The ruling party United Russia on Friday addressed the State Duma with a proposal for lifting the lifelong ban from such people

Former convicts who have served prison terms for the gravest crimes will be allowed to run in elections to the executive and legislative bodies of power. The ruling party United Russia on Friday addressed the State Duma with a proposal for lifting the lifelong ban from such people, the RBC Daily reported. If the Duma passes the bill, former convicts for the most cruel and venal crimes will be able to run in elections, but only fifteen years after the expiry of conviction.

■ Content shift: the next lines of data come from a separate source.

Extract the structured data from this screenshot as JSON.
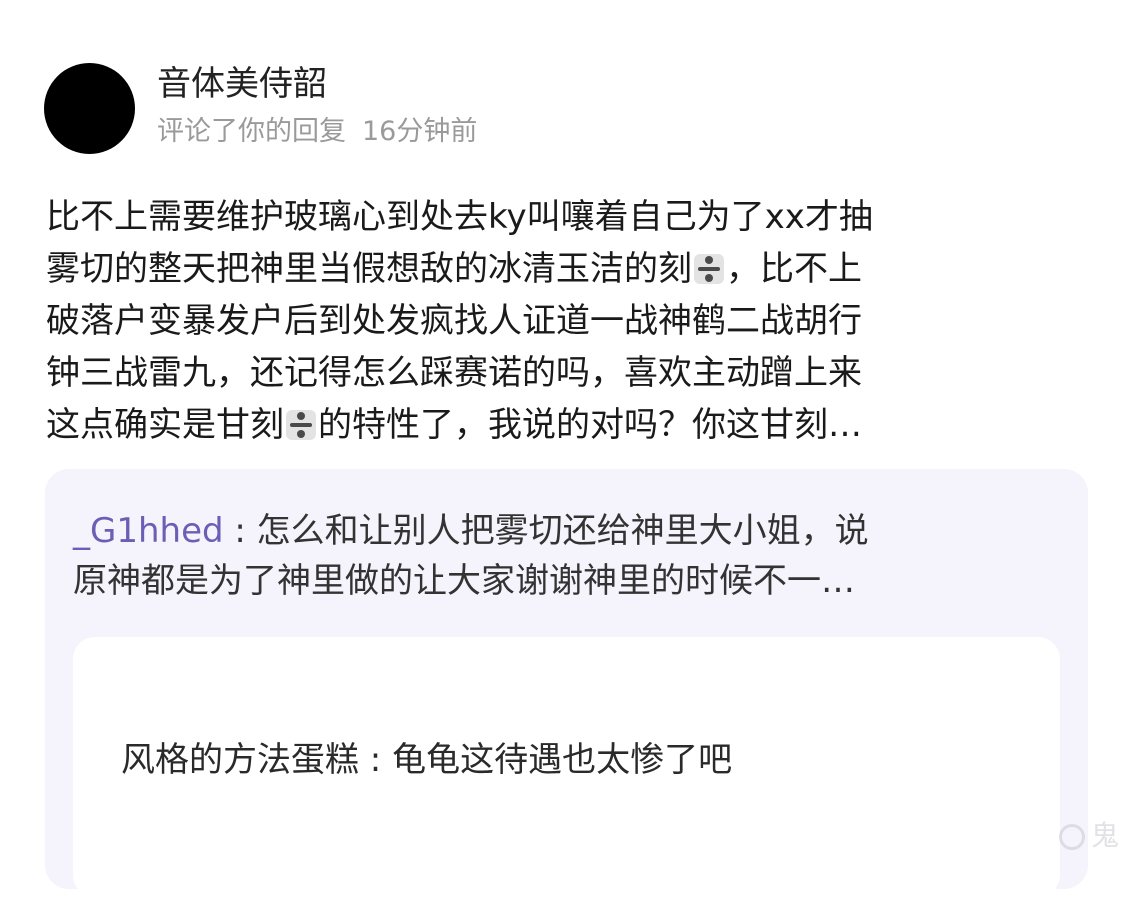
{
  "notification": {
    "username": "音体美侍韶",
    "action": "评论了你的回复",
    "time": "16分钟前"
  },
  "comment": {
    "line1": "比不上需要维护玻璃心到处去ky叫嚷着自己为了xx才抽",
    "line2_a": "雾切的整天把神里当假想敌的冰清玉洁的刻",
    "line2_b": "，比不上",
    "line3": "破落户变暴发户后到处发疯找人证道一战神鹤二战胡行",
    "line4": "钟三战雷九，还记得怎么踩赛诺的吗，喜欢主动蹭上来",
    "line5_a": "这点确实是甘刻",
    "line5_b": "的特性了，我说的对吗？你这甘刻…",
    "emoji_icon": "heavy-division-sign-icon"
  },
  "quoted": {
    "author": "_G1hhed",
    "separator": " : ",
    "line1": "怎么和让别人把雾切还给神里大小姐，说",
    "line2": "原神都是为了神里做的让大家谢谢神里的时候不一…"
  },
  "inner_reply": {
    "text": "风格的方法蛋糕 : 龟龟这待遇也太惨了吧"
  },
  "watermark": {
    "text": "鬼"
  },
  "colors": {
    "author_link": "#6b5fb5",
    "card_bg": "#f5f3fb",
    "meta_gray": "#9a9a9a"
  }
}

Amendments to the federal electoral legislation that forbade participation in elections of any level for people ever convicted of grave (five to ten years of imprisonment) and very grave felonies (more than ten years of imprisonment) took effect July 1, 2012. In May 2013 Russian President Vladimir Putin introduced amendments, making an exception for persons once convicted of serious offences that were later stopped to be regarded as grave ones.

October 10, the Russian Constitutional Court ruled that a lifelong ban barring former grave felons from running in elections was unconstitutional, Nezavisimaya Gazeta daily reports. The court also stated that the ‘criminal filter’ introduced in the summer of 2012 deprived people of passive suffrage en masse, for instance, without making any difference between real conviction and probation. The main thing, the court ruled, was that this filter did not take into account the Russian Criminal Code's provisions saying any conviction is expunged or expires after a certain period. Namely, Article 86 of the Code clearly states that “the expunging or cancellation of a criminal record shall annul all the legal consequences the conviction entails.”

Experts say, though, the legislators propose replacement of the lifelong ban from running in elections with ten- and fifteen-year probation terms following the expiry of convictions, which, “in essence, makes little difference”, the Kommersant business daily says.